Find the number of ordered pairs of positive integers $(a,b)$ such that $a+b=1000$ and neither $a$ nor $b$ has a zero digit.

Solution

Solution 1

There are $\left\lfloor\frac{999}{10}\right\rfloor = 99$ numbers up to 1000 that have 0 as their units digit. All of the other excluded possibilities are when $a$ or $b$ have a 0 in the tens digit, and since the equation is symmetric, we will just count when $a$ has a 0 in the tens digit and multiply by 2 (notice that the only time both $a$ and $b$ can have a 0 in the tens digit is when they are divisible by 100, which falls into the above category, so we do not have to worry about overcounting).

Excluding the numbers divisible by 100, which were counted already, there are $9$ numbers in every hundred numbers that have a tens digit of 0 (this is true from 100 to 900), totaling $9 \cdot 9 = 81$ such numbers; considering $b$ also and we have $81 \cdot 2 = 162$. Therefore, there are $999 - (99 + 162) = \boxed{738}$ such ordered pairs.

Solution 2

Let $a = \overline{cde}$ and $b = \overline{fgh}$ be 3 digit numbers:

cde
+fgh
----
1000 $e$ and $h$ must add up to $10$, $d$ and $g$ must add up to $9$, and $c$ and $f$ must add up to $9$. Since none of the digits can be 0, there are $9 \times 8 \times 8=576$ possibilites if both numbers are three digits.

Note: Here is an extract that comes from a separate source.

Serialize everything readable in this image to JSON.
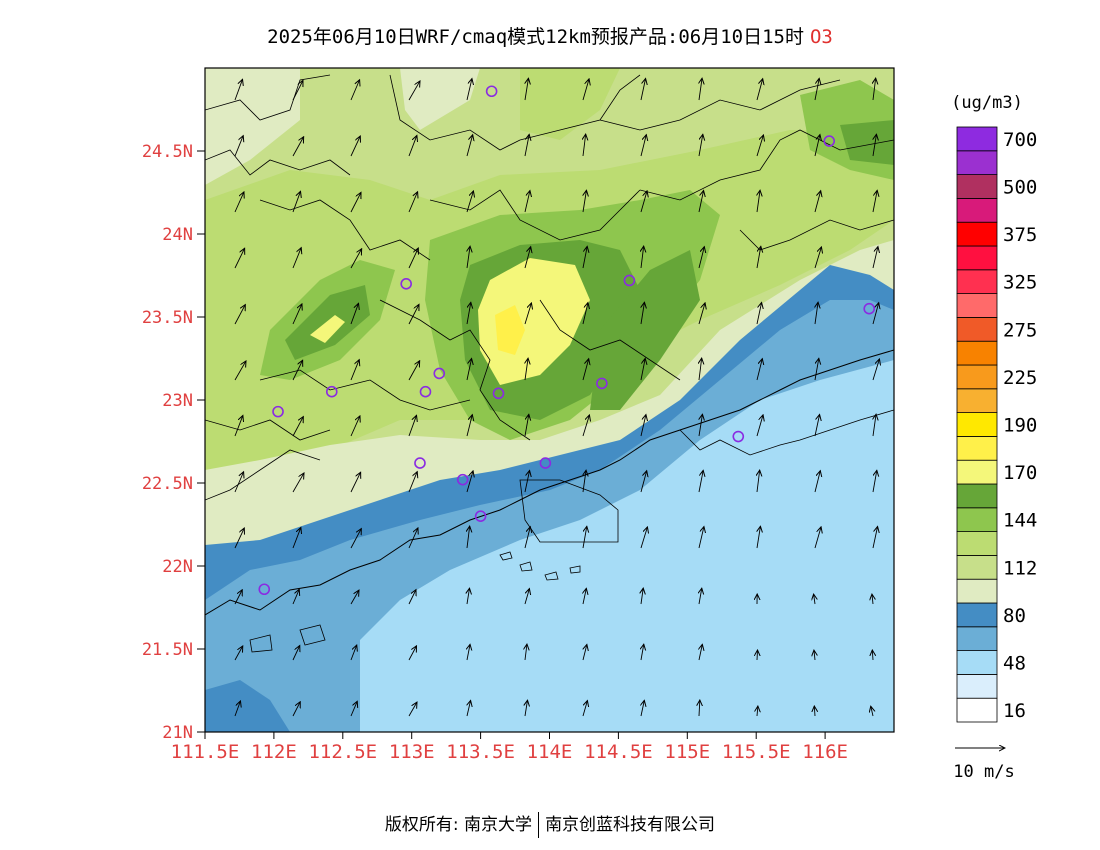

There are two other scenarios. $a$ and $b$ can be a three digit number and a two digit number, or a three digit number and a one digit number. For the first scenario, there are $9 \times 8 \times 2=144$ possibilities (the two accounting for whether $a$ or $b$ has three digits) and for the second case there are $9 \times 2=18$ possibilities. Thus, thus total possibilities for $(a,b)$ is $576+144+18=738$.

Solution 3

We first must notice that we can find all the possible values of a between 1 and 500 and then double that result.

When 1 < a < 100 there are 9 X 9 = 81 possible solution for a so that neither a nor b has a zero in it, counting 1 through 9, 11 through 19 ... 81 through 89. When 100 < a < 200 there are 9 X 8 =72 possible solution for a so that neither a nor b has a zero in it, counting 111 through 119, 121 through 129 ... 181 through 189. This can clearly be extended to 100k < a < 100(k+1) where k is an integer and 0 < k < 9. Thus for 100 < a < 500 there are 72 X 4 = 288 possible values of a.

Thus when 1 < a < 500 there are 288 + 81 = 369 possible values of a and b.

Doubling this yields the 738.